This is a summary of my experience mentoring and administering the R project in Google Summer of Code 2017.

We had 35 projects funded at the beginning of summer. Two of these projects failed; in one case the student disappeared, in another case the student decided to work on another full-time job instead. This year the pass rate for the R project is 33/35 = 94.3%, which is higher than the overall average of 85.6% from GSOC2016. I mentored three of the projects that passed.

Marlin Na wrote the TnT package for rendering interactive genome browsers in R. This project was his idea, and he was very self motivated.

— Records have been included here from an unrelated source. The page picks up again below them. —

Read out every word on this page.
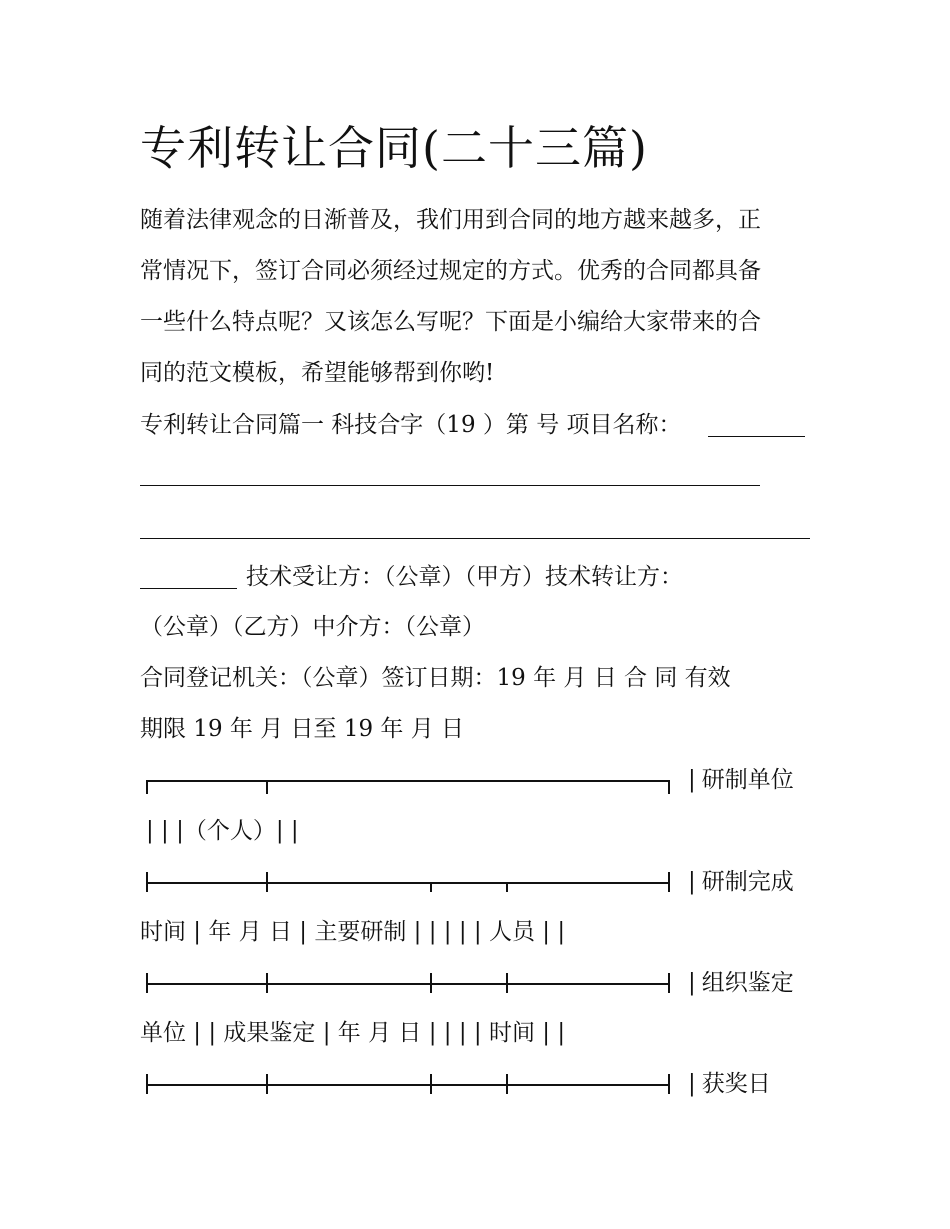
专利转让合同(二十三篇)
随着法律观念的日渐普及，我们用到合同的地方越来越多，正
常情况下，签订合同必须经过规定的方式。优秀的合同都具备
一些什么特点呢？又该怎么写呢？下面是小编给大家带来的合
同的范文模板，希望能够帮到你哟!
专利转让合同篇一 科技合字（19 ）第 号 项目名称：
技术受让方：（公章）（甲方）技术转让方：
（公章）（乙方）中介方：（公章）
合同登记机关：（公章）签订日期：19 年 月 日 合 同 有效
期限 19 年 月 日至 19 年 月 日
| 研制单位
| | |（个人）| |
| 研制完成
时间 | 年 月 日 | 主要研制 | | | | | 人员 | |
| 组织鉴定
单位 | | 成果鉴定 | 年 月 日 | | | | 时间 | |
| 获奖日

We did not have skype calls, but he provided very detailed email updates all throughout GSOC. He wrote a blog post about his experience, and plans to submit the package to Bioconductor.

Rover Van implemented speed optimizations for the iregnet package which provides a machine learning algorithm for regression with censored outputs. His commits for GSOC2017 are summarized on PR59, and his blog post provides a nice description of his overall experience. Although the code is still not as fast as glmnet, his benchmarks clearly show that the code is now faster than it was before GSOC.

It was my second year working on the interactive grammar of graphics with Faizan Khan. As summarized on his blog post, his GSOC project was a very ambitious rewrite of the original animint package. This resulted in animint2, which supports an simpler syntax for defining interactivity using parameters rather than aesthetics. It also has dropped the dependency on ggplot2; we now instead use the ggplot2Animint fork, which will be more stable and easier to maintain (no need to provide updates every time the ggplot2 developers make backwards incompatible changes).

Overall it was another very successful year for the R project in Google Summer of Code, and I look forward to participating again next year. In fact, I have already setup a wiki with a few project ideas for R in GSOC2018.